The State of New York and Seneca Nation Continue Their $470M Dispute

Pengacara Negara Bagian New York percaya bahwa perkembangan yang telah diajukan kepada hakim federal oleh para pemimpin Seneca Nation of Indians dalam kasus untuk game kompak mereka tidak dapat mengesampingkan perintah yang meminta suku tersebut untuk membayar penilaian kepada negara bagian senilai $ 470 juta.

Pejabat suku memberikan William Skretny, seorang Hakim Distrik AS, sebuah surat bulan lalu yang dikirim oleh Bryan Newland, Asisten Menteri Dalam Negeri untuk Urusan India, kepada ketua Komisi Permainan Nasional India (NIGC), E. Sequoyah Simermeyer. Dalam surat itu, pertanyaan apakah Undang-Undang Pengaturan Permainan India (IGRA) akan dilanggar oleh pembayaran diajukan kepada regulator federal.

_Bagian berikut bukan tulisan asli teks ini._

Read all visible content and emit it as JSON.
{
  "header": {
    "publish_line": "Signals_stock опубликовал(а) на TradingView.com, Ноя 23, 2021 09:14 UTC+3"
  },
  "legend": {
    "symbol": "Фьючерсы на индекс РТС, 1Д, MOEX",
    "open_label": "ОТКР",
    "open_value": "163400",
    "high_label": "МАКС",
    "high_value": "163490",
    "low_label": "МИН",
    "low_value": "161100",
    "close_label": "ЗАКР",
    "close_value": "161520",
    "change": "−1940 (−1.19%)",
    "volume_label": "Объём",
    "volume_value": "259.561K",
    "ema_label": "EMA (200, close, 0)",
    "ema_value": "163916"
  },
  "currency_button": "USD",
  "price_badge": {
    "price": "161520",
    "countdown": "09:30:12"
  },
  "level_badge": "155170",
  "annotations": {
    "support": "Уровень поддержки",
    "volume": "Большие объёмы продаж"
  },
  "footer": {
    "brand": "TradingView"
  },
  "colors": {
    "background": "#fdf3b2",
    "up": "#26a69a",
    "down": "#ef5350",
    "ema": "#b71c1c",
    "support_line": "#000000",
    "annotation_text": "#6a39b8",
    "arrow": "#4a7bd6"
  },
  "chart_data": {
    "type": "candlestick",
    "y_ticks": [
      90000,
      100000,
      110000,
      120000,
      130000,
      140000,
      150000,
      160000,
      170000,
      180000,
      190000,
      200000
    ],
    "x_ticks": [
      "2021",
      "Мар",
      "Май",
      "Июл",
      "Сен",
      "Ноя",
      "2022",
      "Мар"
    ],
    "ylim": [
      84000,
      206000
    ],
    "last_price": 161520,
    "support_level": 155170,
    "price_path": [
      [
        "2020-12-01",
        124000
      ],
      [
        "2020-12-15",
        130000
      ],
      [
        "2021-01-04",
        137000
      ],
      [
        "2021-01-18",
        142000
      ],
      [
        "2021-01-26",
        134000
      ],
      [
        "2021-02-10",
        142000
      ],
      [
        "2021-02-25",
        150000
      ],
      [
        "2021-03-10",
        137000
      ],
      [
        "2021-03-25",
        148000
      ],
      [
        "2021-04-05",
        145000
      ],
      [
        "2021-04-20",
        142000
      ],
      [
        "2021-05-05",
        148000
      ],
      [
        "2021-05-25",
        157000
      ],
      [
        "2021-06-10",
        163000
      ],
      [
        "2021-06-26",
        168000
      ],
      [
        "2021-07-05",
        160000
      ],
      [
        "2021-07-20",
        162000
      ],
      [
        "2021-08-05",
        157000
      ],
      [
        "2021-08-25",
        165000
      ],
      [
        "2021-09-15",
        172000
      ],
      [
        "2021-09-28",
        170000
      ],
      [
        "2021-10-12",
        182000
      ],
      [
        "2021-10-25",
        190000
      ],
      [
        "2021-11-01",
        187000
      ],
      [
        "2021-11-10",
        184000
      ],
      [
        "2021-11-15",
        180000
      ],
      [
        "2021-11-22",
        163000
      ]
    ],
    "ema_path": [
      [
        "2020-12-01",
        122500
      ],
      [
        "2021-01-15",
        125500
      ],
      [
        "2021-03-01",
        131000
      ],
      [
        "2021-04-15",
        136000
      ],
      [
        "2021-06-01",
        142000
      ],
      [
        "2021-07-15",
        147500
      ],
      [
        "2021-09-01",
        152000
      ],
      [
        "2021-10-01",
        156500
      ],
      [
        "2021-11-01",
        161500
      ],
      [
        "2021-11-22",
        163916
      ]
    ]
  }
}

Surat Selanjutnya Menyoroti Kekhawatiran Tambahan

Terlepas dari surat asli, surat berikutnya yang dikirim ke pejabat Seneca oleh NIGC menyebutkan beberapa kekhawatiran oleh pejabat federal. Secara khusus, ada pertanyaan bahwa, jika suku tersebut melakukan pembayaran, suku tersebut tidak lagi memegang statusnya sebagai “kepentingan kepemilikan tunggal” dalam operasi permainannya.

Menurut hukum federal, negara bagian hanya dapat mengumpulkan biaya sehingga mereka dapat menutupi biaya peraturan. Jika mereka ingin menerima lebih banyak pendapatan, undang-undang menyatakan bahwa mereka perlu memberikan lebih banyak manfaat.

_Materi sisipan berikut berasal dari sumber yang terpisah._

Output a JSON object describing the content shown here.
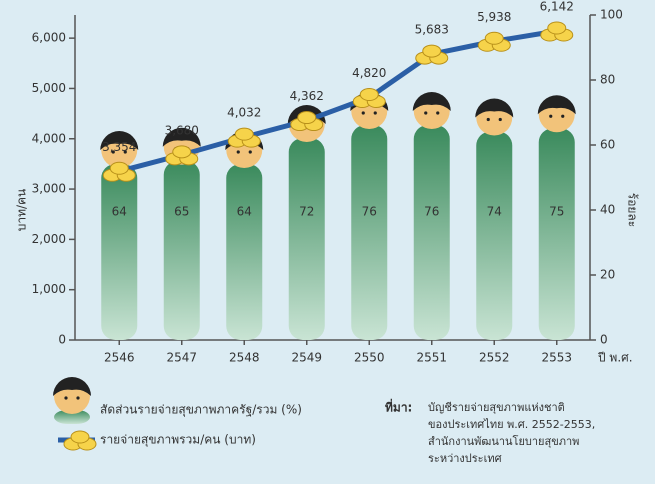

Pejabat New York dan Seneca Nation menandatangani perjanjian 14 tahun pada tahun 2002. Perjanjian ini memungkinkan suku tersebut untuk mengoperasikan tiga kasino yang diklasifikasikan sebagai Kelas III di bagian barat negara bagian. Ekspansi otomatis selama tujuh tahun juga termasuk dalam compact, tetapi menurut kerangka kerjanya, pembayaran hanya diperlukan untuk 14 tahun pertama.

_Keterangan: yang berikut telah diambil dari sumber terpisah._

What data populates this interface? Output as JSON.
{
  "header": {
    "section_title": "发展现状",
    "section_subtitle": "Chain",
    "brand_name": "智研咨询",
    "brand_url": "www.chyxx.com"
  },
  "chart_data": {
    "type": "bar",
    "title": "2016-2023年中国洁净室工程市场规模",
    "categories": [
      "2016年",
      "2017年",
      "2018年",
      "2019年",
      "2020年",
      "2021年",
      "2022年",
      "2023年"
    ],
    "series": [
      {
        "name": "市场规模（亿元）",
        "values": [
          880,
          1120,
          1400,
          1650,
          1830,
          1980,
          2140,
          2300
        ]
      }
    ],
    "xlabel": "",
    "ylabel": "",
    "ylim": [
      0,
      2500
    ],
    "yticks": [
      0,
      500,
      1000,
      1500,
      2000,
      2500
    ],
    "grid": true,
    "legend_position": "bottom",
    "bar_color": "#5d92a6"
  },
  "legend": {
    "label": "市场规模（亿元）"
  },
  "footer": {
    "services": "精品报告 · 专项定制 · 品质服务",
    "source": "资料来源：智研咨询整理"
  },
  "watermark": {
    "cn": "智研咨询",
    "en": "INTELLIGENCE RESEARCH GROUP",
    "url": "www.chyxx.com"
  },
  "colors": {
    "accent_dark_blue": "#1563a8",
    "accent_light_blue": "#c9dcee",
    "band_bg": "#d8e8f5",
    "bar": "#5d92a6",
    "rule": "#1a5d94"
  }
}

Oleh karena itu, kedua belah pihak tidak setuju apakah pembayaran harus dilanjutkan atau tidak. Setelah panel arbitrase, pengadilan banding dan hakim distrik federal memutuskan untuk memenangkan negara bagian, suku tersebut masih menginginkan pengadilan untuk memutuskan kasus tersebut. Pada bulan Februari, pengadilan banding menyatakan bahwa suku tersebut berutang uang kepada negara; namun, Senecas memutuskan untuk tidak membawa masalah ini ke Mahkamah Agung AS.

Pada akhirnya, ketika suku memberi tahu pejabat dengan Departemen Dalam Negeri bahwa pembayaran akan dilakukan, departemen menanggapi dengan mengatakan bahwa penilaian ekspansi tujuh tahun belum dilakukan, meskipun diperlukan di bawah IGRA. . Itu menyebabkan Seneca mencari penundaan pembayaran kembali pada bulan April.

Bab Terakhir Masih Belum Ditulis

Karena peninjauan oleh NIGC sedang berlangsung, pejabat suku meminta Hakim Skretny untuk tidak menegakkan putusan, setidaknya sampai komisi memutuskan apakah pembayaran itu sah. Pengacara Negara Bagian New York menanggapi Seneca Nation minggu lalu dengan mengatakan bahwa, dengan keterlibatan pejabat federal, suku tersebut mencoba untuk menghindari kewajibannya.

Gregory Starner, pengacara White & Case LLP, menyatakan bahwa surat oleh NIGC tidak menyatakan atau menyatakan bahwa departemen federal bermaksud untuk campur tangan dalam tindakan tersebut, yang berarti pembayaran masih harus dibayar. Simermeyer menolak berkomentar di Global Gaming Expo di Las Vegas yang diadakan minggu ini.

Outlet media The Center Square juga diberitahu oleh juru bicara Gubernur Kathy Hochul bahwa setiap klaim negara tidak memberikan pengembalian yang berharga untuk pembayaran adalah palsu, dan bahwa negara dapat menunjukkan telah memberikan nilai lebih untuk operasi suku.